"The news isn't all bad," my newspaper-reading partner consoled as I bemoaned the latest headlines from Ukraine. "Look at that state surplus — $9.25 billion!"
"Hmmpf," I countered. "I don't believe it's that big — and legislators shouldn't either."
Permit me to explain my skepticism, and while I'm at it, to voice some ambivalence about the merits of temptingly big surplus forecasts in state government.
To be clear: I'm casting no aspersion on the competence of the state agency professionals and their big-league consultants who prepare budget forecasts twice each year, in November and February. They're good at what they do, and they follow state forecasting law religiously.
But that law required that this forecast be based on the state of the economic world in about mid-February. On Feb. 24, Russian forces invaded Ukraine, and the world changed.
Management and Budget Commissioner Jim Schowalter and State Economist Laura Kalambokidis acknowledged as much on Feb. 28 as they rolled out the surplus projection.
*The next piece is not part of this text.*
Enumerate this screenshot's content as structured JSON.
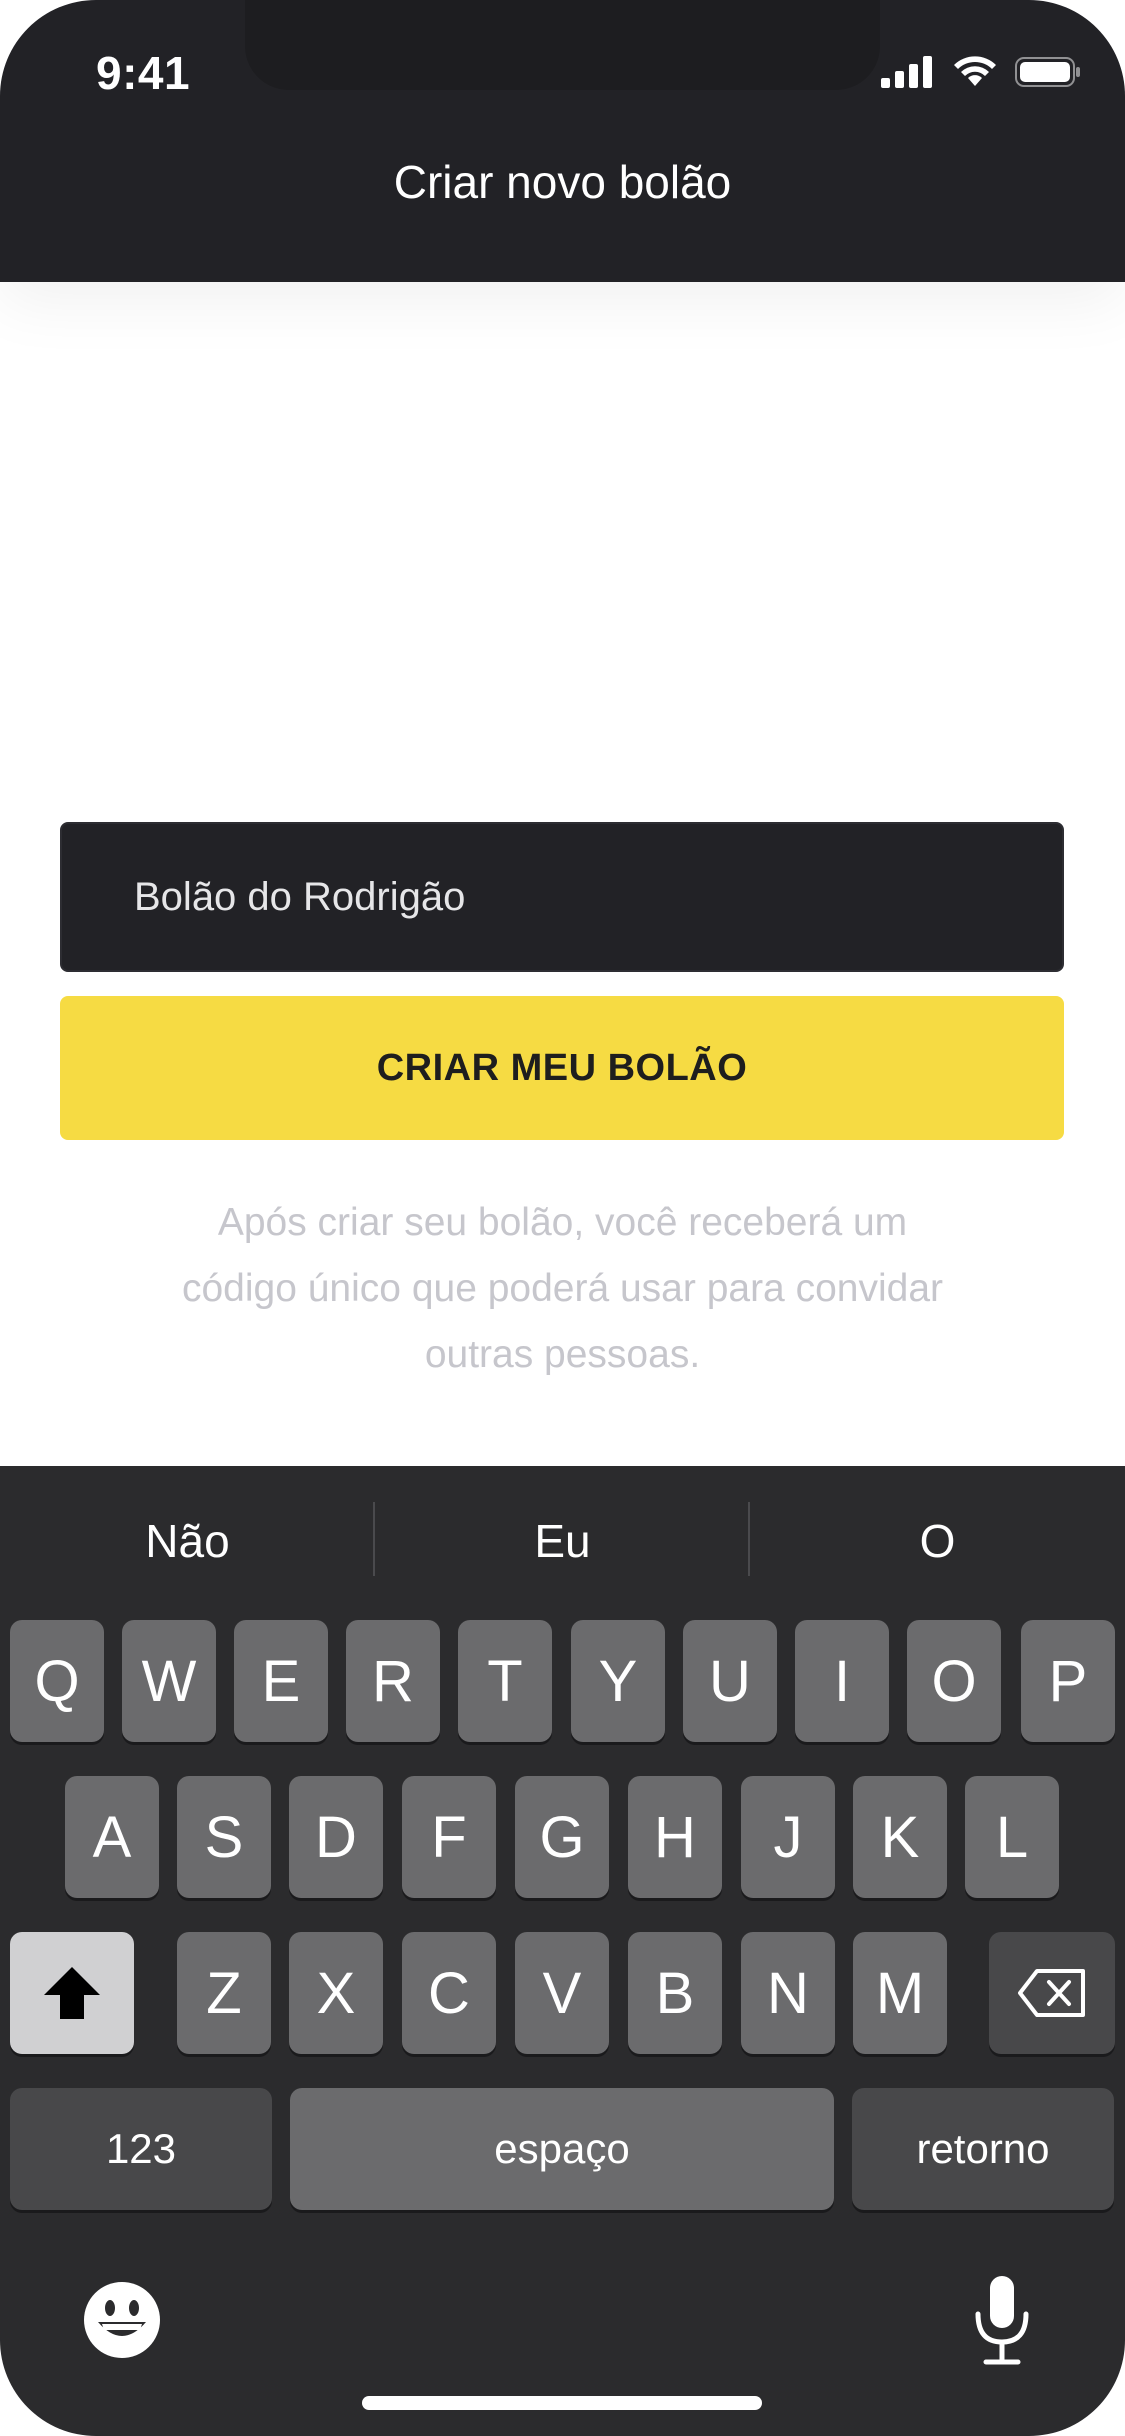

Already on Day Four of the pounding of places Minnesotans were just learning to pronounce — Mariupol, Kharkiv, Zaporizhzhia — Schowalter and Kalambokidis were making "forecast risk" and "uncertainty" their mantras.
Capitol reporters have heard similar lines from this duo before. But seldom have they been uttered with such emphasis.
"We just don't know how this is going to play out," Kalambokidis told me last week. "This feels like a time when things could change a lot, in ways that we just can't predict."